497-640 : l'Alsace Mérovingienne.

Dans cette période chaotique, les Alamans ne restent pas longtemps maîtres du pays : En 486 le Franc Clovis s'empare du Nord de l'Alsace en battant les Alamans à Tolbiac (Wissembourg? Kochersberg? Cologne ?); les Francs, désormais maîtres d’une partie de la Gaule et des deux rives du Rhin s'installent dans le reste de l'Alsace sauf dans le Sundgau (Remplacement des noms alamans en "ingen" par les noms francs en "heim"). Sans doute pendant un ou deux siècles, Alamans, Francs et Gallo-romains vécurent côte à côte avec leurs coutumes et lois propres avant de s’assimiler lentement.

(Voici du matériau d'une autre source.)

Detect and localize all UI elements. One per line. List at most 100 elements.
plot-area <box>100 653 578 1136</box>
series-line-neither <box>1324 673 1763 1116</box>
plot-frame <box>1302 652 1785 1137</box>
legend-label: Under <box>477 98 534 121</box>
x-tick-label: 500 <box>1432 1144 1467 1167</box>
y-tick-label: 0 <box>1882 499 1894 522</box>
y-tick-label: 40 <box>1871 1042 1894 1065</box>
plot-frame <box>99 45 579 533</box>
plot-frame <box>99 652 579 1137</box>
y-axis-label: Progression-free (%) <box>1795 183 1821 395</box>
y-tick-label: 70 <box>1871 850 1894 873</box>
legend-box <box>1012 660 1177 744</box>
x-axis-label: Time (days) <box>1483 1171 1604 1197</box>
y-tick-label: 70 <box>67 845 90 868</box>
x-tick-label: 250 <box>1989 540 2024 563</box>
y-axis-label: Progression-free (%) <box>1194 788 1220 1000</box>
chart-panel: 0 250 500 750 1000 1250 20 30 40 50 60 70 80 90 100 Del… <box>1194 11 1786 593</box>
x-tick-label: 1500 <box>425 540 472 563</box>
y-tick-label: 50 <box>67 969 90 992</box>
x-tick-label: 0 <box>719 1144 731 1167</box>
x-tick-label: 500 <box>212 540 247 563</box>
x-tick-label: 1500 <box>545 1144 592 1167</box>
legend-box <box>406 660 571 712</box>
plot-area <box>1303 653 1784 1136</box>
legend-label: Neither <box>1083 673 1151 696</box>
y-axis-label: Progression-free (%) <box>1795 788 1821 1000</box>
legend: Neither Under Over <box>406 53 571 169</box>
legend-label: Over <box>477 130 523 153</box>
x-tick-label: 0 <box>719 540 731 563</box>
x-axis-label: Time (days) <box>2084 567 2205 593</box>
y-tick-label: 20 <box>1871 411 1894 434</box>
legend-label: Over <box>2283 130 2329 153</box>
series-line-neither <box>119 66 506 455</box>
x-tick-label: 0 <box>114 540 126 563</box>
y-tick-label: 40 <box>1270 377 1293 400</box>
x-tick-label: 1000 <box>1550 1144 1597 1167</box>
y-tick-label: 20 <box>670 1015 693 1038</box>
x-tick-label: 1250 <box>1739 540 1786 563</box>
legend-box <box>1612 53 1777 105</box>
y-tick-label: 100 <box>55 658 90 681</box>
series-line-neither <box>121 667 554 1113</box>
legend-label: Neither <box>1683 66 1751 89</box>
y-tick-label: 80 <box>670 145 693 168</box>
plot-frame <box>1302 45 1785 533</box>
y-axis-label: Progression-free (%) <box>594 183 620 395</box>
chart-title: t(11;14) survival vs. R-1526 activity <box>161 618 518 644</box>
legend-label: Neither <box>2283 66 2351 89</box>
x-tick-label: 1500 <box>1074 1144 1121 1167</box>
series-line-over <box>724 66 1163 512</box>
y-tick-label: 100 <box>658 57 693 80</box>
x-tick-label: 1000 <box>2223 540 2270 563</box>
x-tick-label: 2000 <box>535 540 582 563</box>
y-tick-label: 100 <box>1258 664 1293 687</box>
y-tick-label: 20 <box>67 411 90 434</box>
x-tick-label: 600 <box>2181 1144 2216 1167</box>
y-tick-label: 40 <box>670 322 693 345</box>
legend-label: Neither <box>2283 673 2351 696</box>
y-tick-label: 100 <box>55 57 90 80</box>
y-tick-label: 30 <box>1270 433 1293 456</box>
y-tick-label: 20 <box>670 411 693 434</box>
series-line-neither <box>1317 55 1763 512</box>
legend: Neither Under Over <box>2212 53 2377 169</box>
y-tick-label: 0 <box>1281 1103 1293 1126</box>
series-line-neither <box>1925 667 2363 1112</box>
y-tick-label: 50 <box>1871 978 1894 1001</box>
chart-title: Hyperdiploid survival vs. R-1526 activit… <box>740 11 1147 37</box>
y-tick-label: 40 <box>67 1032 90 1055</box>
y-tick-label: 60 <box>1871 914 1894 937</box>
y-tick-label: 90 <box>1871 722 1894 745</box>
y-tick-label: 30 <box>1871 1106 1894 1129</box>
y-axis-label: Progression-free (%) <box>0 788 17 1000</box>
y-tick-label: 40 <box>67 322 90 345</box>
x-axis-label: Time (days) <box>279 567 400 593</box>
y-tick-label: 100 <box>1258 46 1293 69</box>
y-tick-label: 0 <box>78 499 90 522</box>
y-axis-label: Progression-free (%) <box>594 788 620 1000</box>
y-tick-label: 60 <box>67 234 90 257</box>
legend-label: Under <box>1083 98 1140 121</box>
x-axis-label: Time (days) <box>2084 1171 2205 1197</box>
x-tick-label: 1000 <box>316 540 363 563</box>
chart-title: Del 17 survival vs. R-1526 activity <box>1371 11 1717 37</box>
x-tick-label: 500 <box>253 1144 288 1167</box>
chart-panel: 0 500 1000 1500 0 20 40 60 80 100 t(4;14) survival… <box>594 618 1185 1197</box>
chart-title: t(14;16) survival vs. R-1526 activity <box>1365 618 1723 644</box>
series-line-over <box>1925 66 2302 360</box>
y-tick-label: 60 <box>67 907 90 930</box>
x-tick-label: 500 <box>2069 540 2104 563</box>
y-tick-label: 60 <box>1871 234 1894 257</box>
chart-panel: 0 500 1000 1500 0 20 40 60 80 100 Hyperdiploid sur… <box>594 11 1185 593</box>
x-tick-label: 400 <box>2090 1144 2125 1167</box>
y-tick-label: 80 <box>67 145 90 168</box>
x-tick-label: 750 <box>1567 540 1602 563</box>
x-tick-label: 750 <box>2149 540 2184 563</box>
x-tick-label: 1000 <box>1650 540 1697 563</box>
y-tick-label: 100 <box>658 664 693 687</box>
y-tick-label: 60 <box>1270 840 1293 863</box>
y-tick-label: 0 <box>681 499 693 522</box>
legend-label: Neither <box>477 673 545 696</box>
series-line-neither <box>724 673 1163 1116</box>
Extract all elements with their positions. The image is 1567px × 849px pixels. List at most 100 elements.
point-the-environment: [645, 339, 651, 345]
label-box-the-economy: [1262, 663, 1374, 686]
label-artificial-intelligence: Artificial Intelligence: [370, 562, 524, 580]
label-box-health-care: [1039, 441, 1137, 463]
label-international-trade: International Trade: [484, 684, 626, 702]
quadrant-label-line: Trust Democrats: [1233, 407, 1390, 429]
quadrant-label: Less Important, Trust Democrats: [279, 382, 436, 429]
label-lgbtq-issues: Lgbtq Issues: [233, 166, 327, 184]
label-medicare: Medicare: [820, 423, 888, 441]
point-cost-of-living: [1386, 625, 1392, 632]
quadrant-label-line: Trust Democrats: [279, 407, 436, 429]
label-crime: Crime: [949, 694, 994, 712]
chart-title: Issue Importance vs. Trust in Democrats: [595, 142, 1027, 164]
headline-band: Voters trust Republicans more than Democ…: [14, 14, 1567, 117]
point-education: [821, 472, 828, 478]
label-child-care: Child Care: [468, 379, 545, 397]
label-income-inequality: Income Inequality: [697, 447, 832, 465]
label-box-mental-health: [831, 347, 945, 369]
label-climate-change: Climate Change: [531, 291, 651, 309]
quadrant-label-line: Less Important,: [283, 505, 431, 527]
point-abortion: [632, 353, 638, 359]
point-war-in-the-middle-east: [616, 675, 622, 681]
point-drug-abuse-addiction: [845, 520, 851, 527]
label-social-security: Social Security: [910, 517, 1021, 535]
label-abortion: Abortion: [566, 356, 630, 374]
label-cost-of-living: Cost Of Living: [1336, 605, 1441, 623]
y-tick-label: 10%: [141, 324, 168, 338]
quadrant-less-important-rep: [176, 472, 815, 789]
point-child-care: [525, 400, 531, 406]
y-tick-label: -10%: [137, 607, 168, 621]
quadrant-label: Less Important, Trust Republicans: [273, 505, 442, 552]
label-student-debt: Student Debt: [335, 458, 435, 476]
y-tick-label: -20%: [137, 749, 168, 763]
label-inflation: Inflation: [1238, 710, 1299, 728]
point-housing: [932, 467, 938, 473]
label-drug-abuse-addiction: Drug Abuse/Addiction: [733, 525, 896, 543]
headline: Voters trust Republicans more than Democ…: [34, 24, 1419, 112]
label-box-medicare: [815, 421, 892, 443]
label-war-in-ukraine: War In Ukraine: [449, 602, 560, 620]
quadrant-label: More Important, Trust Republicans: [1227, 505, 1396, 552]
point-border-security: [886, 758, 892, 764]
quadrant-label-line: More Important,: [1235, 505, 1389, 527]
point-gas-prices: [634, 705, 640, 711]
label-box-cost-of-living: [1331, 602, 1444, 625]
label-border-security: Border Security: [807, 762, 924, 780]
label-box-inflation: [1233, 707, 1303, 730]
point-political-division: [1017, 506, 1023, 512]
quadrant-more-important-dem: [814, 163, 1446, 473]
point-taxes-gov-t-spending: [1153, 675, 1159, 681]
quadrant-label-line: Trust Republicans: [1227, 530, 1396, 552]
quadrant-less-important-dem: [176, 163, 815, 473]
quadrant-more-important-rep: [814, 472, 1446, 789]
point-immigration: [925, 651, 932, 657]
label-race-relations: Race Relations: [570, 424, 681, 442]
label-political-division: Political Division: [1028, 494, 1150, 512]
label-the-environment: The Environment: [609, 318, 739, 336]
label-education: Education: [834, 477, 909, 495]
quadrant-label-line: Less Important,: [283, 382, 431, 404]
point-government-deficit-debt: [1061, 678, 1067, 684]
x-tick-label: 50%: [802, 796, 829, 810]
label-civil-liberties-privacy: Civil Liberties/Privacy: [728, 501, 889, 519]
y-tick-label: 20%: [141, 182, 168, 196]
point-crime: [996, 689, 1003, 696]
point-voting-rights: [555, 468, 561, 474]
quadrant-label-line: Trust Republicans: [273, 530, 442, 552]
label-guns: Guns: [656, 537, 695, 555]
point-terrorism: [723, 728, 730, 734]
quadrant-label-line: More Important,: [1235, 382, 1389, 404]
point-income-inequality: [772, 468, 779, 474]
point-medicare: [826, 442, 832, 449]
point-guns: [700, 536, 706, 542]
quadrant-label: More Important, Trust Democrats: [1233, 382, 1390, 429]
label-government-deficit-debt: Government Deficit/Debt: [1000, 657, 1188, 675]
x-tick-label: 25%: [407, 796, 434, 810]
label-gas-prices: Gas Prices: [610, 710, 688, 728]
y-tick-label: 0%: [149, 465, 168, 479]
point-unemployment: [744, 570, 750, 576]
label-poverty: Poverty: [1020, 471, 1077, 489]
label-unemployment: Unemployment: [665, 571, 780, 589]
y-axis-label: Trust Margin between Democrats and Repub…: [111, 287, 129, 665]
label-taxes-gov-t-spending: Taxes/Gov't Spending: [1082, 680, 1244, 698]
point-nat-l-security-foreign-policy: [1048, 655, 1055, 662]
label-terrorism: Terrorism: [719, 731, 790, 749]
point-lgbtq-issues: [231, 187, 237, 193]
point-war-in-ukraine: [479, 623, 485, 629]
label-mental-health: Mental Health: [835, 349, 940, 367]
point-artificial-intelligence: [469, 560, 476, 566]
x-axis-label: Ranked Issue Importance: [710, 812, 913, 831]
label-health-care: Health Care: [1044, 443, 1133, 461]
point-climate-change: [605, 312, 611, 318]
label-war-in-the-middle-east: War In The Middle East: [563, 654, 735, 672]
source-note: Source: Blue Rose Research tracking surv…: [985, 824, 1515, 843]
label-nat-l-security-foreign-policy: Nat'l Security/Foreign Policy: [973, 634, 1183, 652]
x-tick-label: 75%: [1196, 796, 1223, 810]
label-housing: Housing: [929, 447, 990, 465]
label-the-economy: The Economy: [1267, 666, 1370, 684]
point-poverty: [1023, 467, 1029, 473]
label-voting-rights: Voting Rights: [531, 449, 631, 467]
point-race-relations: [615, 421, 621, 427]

L'une des tâches de la royauté franque est d'unifier leurs conquêtes, ce en christianisant le pays. Au milieu du VIè, l'évêché de Strasbourg est réorganisé avec à sa tête le franc Arbogast qui reçoit en Haute Alsace du roi Dagobert la région de Rouffach, le "Haut Mundat". Le sud de la région (« Sundgau ») constitue avec la région de Porrentruy l’évêché de Bâle. L'oeuvre de christianisation est poursuivie par Florent et surtout Ansoald qui assiste au concile de Paris en 614. On érige des églises rurales et des monastères (Burnkirche d’Illfurth, églises d’Avolsheim…), on multiplie les paroisses. Dès les VIè-VIIè on vénère Martin de Tours, Etienne, Jean Baptiste, Pierre... Dans le Sundgau oeuvrent les moines Irlandais et Ecossais, et dans le reste du pays les moines Bénédictins.